Anyway. I had to restore the database one way or another. For those who follow my RSS feed or read me since a while will certainly remind themselves that I use Barman (Article in French) for my database backups.
Getting the backup
Fortunately, the affected application was screaming in scandal from not being able to connect to the database, therefore I've been able to get the time of the incident.
To get a backup from the databse, nothing simplier or nearly:
barman recover \ --target-time "date" \ --remote-ssh-command "user@host" \ server \ backup \ /path/of/restauration
I think it goes without saying to make sure that sufficient disk space to accomodate the whole data folder of PostgreSQL and assign the right permissions on the folder which will contain your backup.
Configuring the temporary PostgreSQL server
What you get is the complete database server, configuration and other databases. However, there's of course a few things to tweak because PostgreSQL, since version 12, refuses to start with a
recovery.conf file, even empty.
Path variables like:
will have to be changed.
Commenting or changing the path of
external_pid_file and pointing
stats_temp_directory to an existing folder with the right permissions should do the trick. A folder created on the go will suffice.
Finally, because we don't have a snakeoil certificate to our disposal, at least I don't have, we can deactivate SSL.
Finally, we can start the PostgreSQL server on another port:
postgres -p port -D /path/to/data
Recovering the desired database
If everything goes well, PostgreSQL shouldn't display any errors and should replay the transaction log, then stop to the specified target time.

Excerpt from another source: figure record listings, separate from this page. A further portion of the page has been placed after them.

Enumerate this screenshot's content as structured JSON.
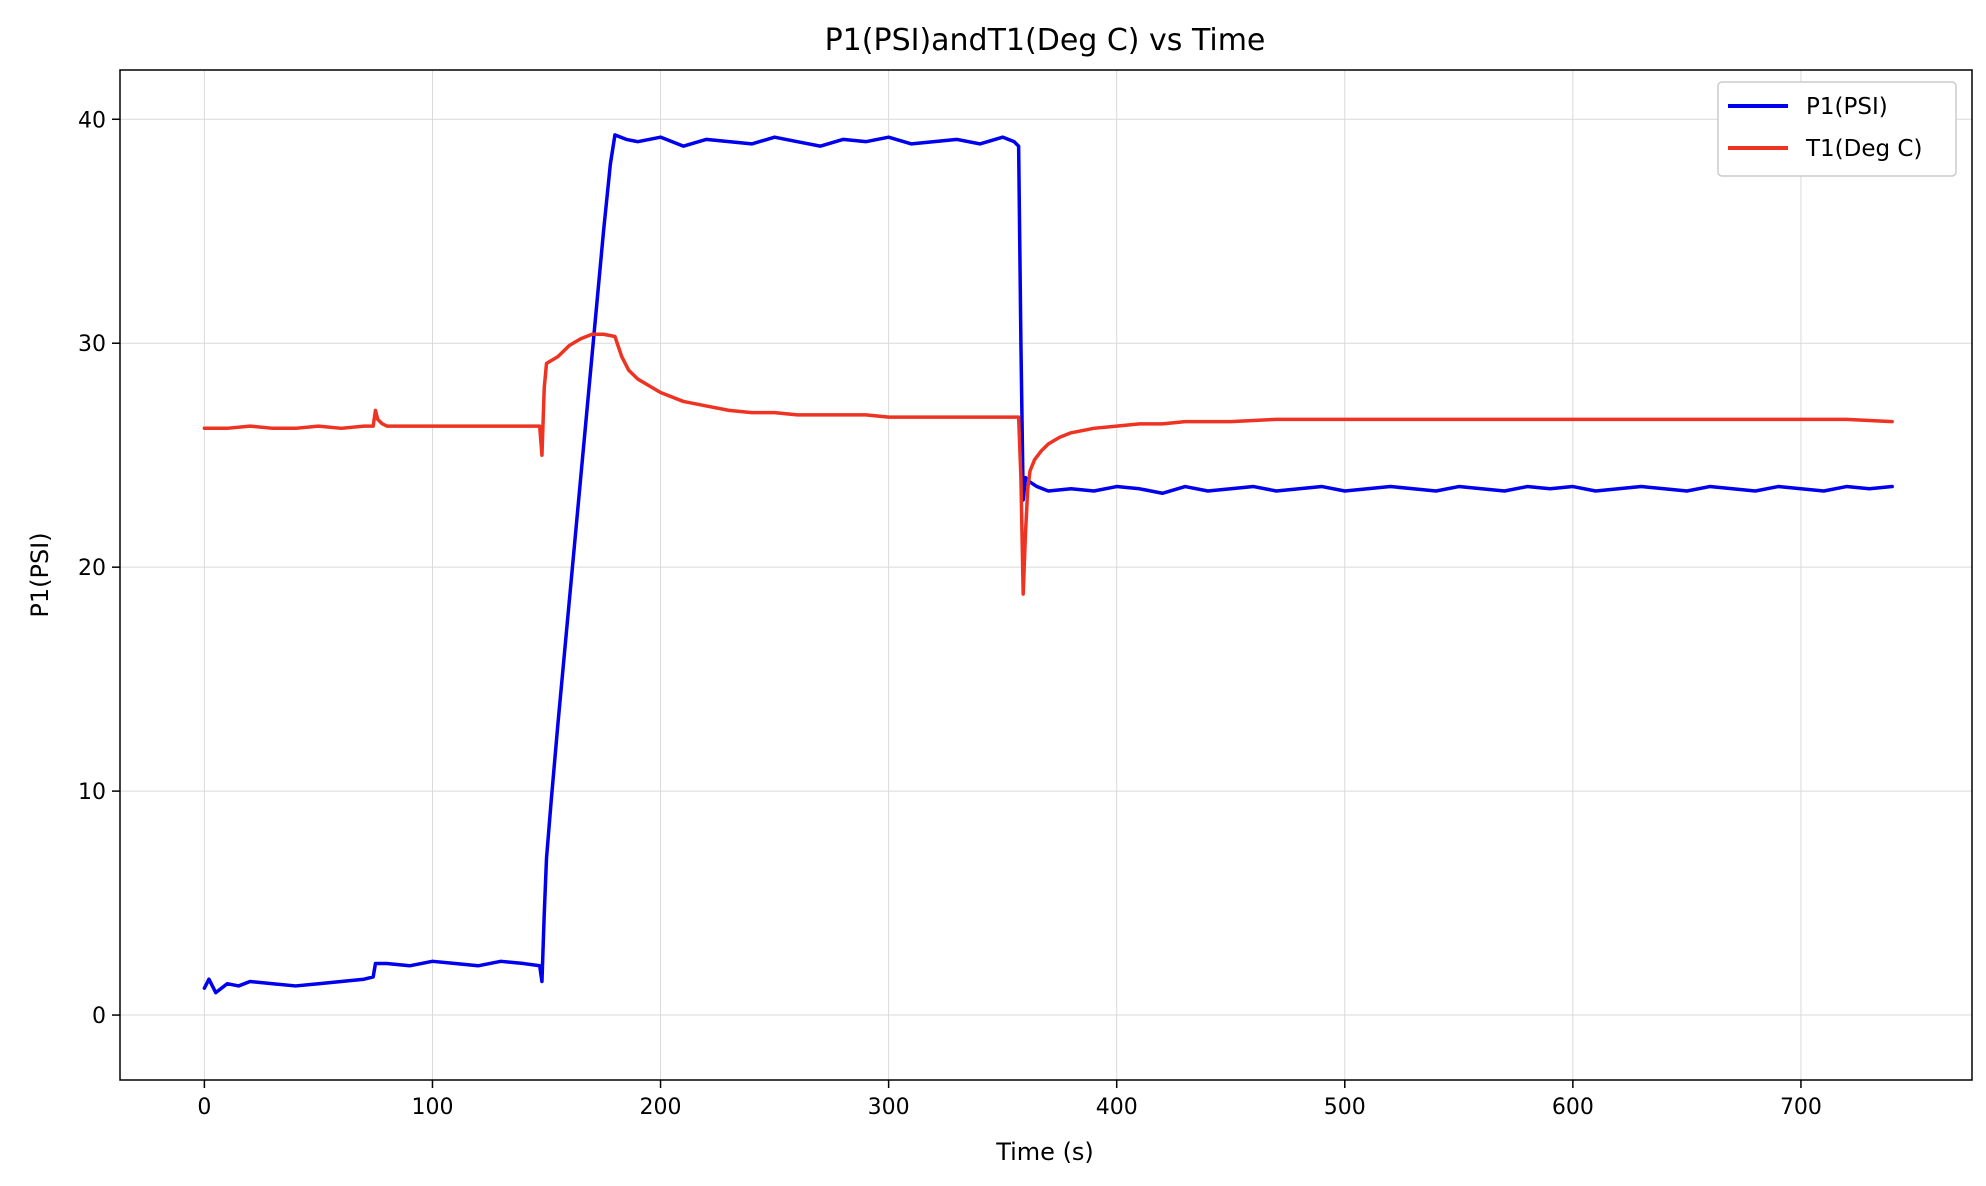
{
  "chart_data": {
    "type": "line",
    "title": "P1(PSI)andT1(Deg C) vs Time",
    "xlabel": "Time (s)",
    "ylabel": "P1(PSI)",
    "xlim": [
      -37,
      775
    ],
    "ylim": [
      -2.9,
      42.2
    ],
    "xticks": [
      0,
      100,
      200,
      300,
      400,
      500,
      600,
      700
    ],
    "yticks": [
      0,
      10,
      20,
      30,
      40
    ],
    "grid": true,
    "legend_position": "top-right",
    "colors": {
      "P1": "#0000ee",
      "T1": "#ee3322"
    },
    "series": [
      {
        "name": "P1(PSI)",
        "color": "#0000ee",
        "x": [
          0,
          2,
          5,
          10,
          15,
          20,
          30,
          40,
          50,
          60,
          70,
          74,
          75,
          80,
          90,
          100,
          110,
          120,
          130,
          140,
          147,
          148,
          149,
          150,
          152,
          155,
          160,
          165,
          170,
          175,
          178,
          180,
          185,
          190,
          200,
          210,
          220,
          230,
          240,
          250,
          260,
          270,
          280,
          290,
          300,
          310,
          320,
          330,
          340,
          350,
          355,
          357,
          358,
          359,
          360,
          362,
          365,
          370,
          380,
          390,
          400,
          410,
          420,
          430,
          440,
          450,
          460,
          470,
          480,
          490,
          500,
          510,
          520,
          530,
          540,
          550,
          560,
          570,
          580,
          590,
          600,
          610,
          620,
          630,
          640,
          650,
          660,
          670,
          680,
          690,
          700,
          710,
          720,
          730,
          740
        ],
        "y": [
          1.2,
          1.6,
          1.0,
          1.4,
          1.3,
          1.5,
          1.4,
          1.3,
          1.4,
          1.5,
          1.6,
          1.7,
          2.3,
          2.3,
          2.2,
          2.4,
          2.3,
          2.2,
          2.4,
          2.3,
          2.2,
          1.5,
          4.5,
          7.0,
          9.5,
          13.0,
          18.5,
          24.0,
          29.5,
          35.0,
          38.0,
          39.3,
          39.1,
          39.0,
          39.2,
          38.8,
          39.1,
          39.0,
          38.9,
          39.2,
          39.0,
          38.8,
          39.1,
          39.0,
          39.2,
          38.9,
          39.0,
          39.1,
          38.9,
          39.2,
          39.0,
          38.8,
          30.0,
          23.0,
          24.0,
          23.8,
          23.6,
          23.4,
          23.5,
          23.4,
          23.6,
          23.5,
          23.3,
          23.6,
          23.4,
          23.5,
          23.6,
          23.4,
          23.5,
          23.6,
          23.4,
          23.5,
          23.6,
          23.5,
          23.4,
          23.6,
          23.5,
          23.4,
          23.6,
          23.5,
          23.6,
          23.4,
          23.5,
          23.6,
          23.5,
          23.4,
          23.6,
          23.5,
          23.4,
          23.6,
          23.5,
          23.4,
          23.6,
          23.5,
          23.6
        ]
      },
      {
        "name": "T1(Deg C)",
        "color": "#ee3322",
        "x": [
          0,
          10,
          20,
          30,
          40,
          50,
          60,
          70,
          74,
          75,
          76,
          78,
          80,
          90,
          100,
          110,
          120,
          130,
          140,
          147,
          148,
          149,
          150,
          155,
          160,
          165,
          170,
          175,
          180,
          183,
          186,
          190,
          200,
          210,
          220,
          230,
          240,
          250,
          260,
          270,
          280,
          290,
          300,
          310,
          320,
          330,
          340,
          350,
          357,
          358,
          359,
          360,
          361,
          362,
          364,
          367,
          370,
          375,
          380,
          390,
          400,
          410,
          420,
          430,
          440,
          450,
          470,
          500,
          530,
          560,
          600,
          640,
          680,
          720,
          740
        ],
        "y": [
          26.2,
          26.2,
          26.3,
          26.2,
          26.2,
          26.3,
          26.2,
          26.3,
          26.3,
          27.0,
          26.6,
          26.4,
          26.3,
          26.3,
          26.3,
          26.3,
          26.3,
          26.3,
          26.3,
          26.3,
          25.0,
          28.0,
          29.1,
          29.4,
          29.9,
          30.2,
          30.4,
          30.4,
          30.3,
          29.4,
          28.8,
          28.4,
          27.8,
          27.4,
          27.2,
          27.0,
          26.9,
          26.9,
          26.8,
          26.8,
          26.8,
          26.8,
          26.7,
          26.7,
          26.7,
          26.7,
          26.7,
          26.7,
          26.7,
          24.0,
          18.8,
          21.5,
          23.5,
          24.3,
          24.8,
          25.2,
          25.5,
          25.8,
          26.0,
          26.2,
          26.3,
          26.4,
          26.4,
          26.5,
          26.5,
          26.5,
          26.6,
          26.6,
          26.6,
          26.6,
          26.6,
          26.6,
          26.6,
          26.6,
          26.5
        ]
      }
    ]
  }
}
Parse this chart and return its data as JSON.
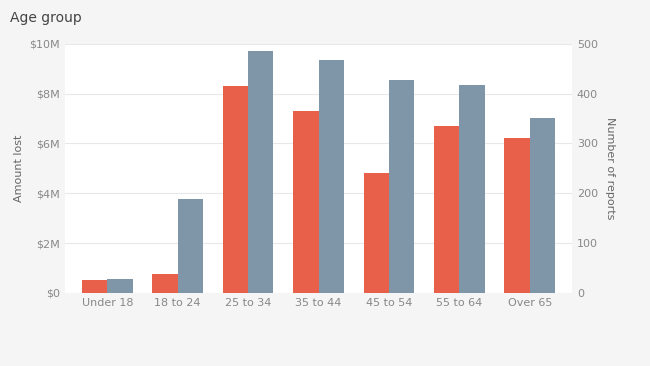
{
  "categories": [
    "Under 18",
    "18 to 24",
    "25 to 34",
    "35 to 44",
    "45 to 54",
    "55 to 64",
    "Over 65"
  ],
  "amount_lost": [
    500000,
    750000,
    8300000,
    7300000,
    4800000,
    6700000,
    6200000
  ],
  "num_reports": [
    28,
    188,
    485,
    468,
    428,
    418,
    352
  ],
  "bar_color_amount": "#e8604a",
  "bar_color_reports": "#7f96a8",
  "left_ylabel": "Amount lost",
  "right_ylabel": "Number of reports",
  "title": "Age group",
  "header_bg": "#eeeeee",
  "chart_bg": "#ffffff",
  "outer_bg": "#f5f5f5",
  "ylim_left": [
    0,
    10000000
  ],
  "ylim_right": [
    0,
    500
  ],
  "left_ticks": [
    0,
    2000000,
    4000000,
    6000000,
    8000000,
    10000000
  ],
  "right_ticks": [
    0,
    100,
    200,
    300,
    400,
    500
  ],
  "legend_labels": [
    "Amount lost",
    "Number of reports"
  ],
  "grid_color": "#e8e8e8",
  "bar_width": 0.36,
  "title_fontsize": 10,
  "axis_fontsize": 8,
  "tick_fontsize": 8,
  "legend_fontsize": 8,
  "tick_color": "#888888",
  "label_color": "#666666"
}
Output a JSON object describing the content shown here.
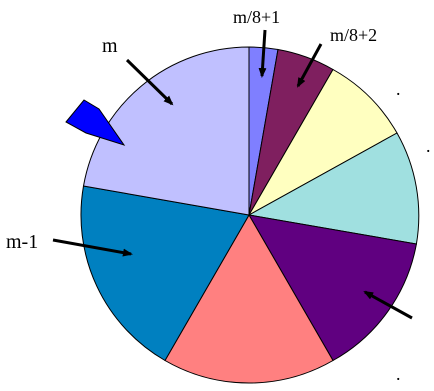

We'll be able to connect to this very temporary server to verify if the choosen database is present:
# Connect psql -p port -h host -U user postgres # List databases \l
If everything is here, perfect. If it's not the case, restart from square zero with a new copy. Moving back
recovery_target_time will cause an error because the database cluster is a bit too new.
Finally, we can recover the desired database with a bit of
pg_dump -p port -h host -U user database > base.sql
and restore it on the production server which has been still doing its thing:
sudo -u postgres psql < base.sql
Et voilà. Everything should happen without a hiccup. We can stop the temporary server and delete its data folder; we don't need it anymore.
The end word
A process that should have taken less time that it has taken on my side. Now that I've done once and documented it for the others and myself, I think the next "oopsie" should be fixed in less time. Should be, he said.
Hoping the next one will happen in a while.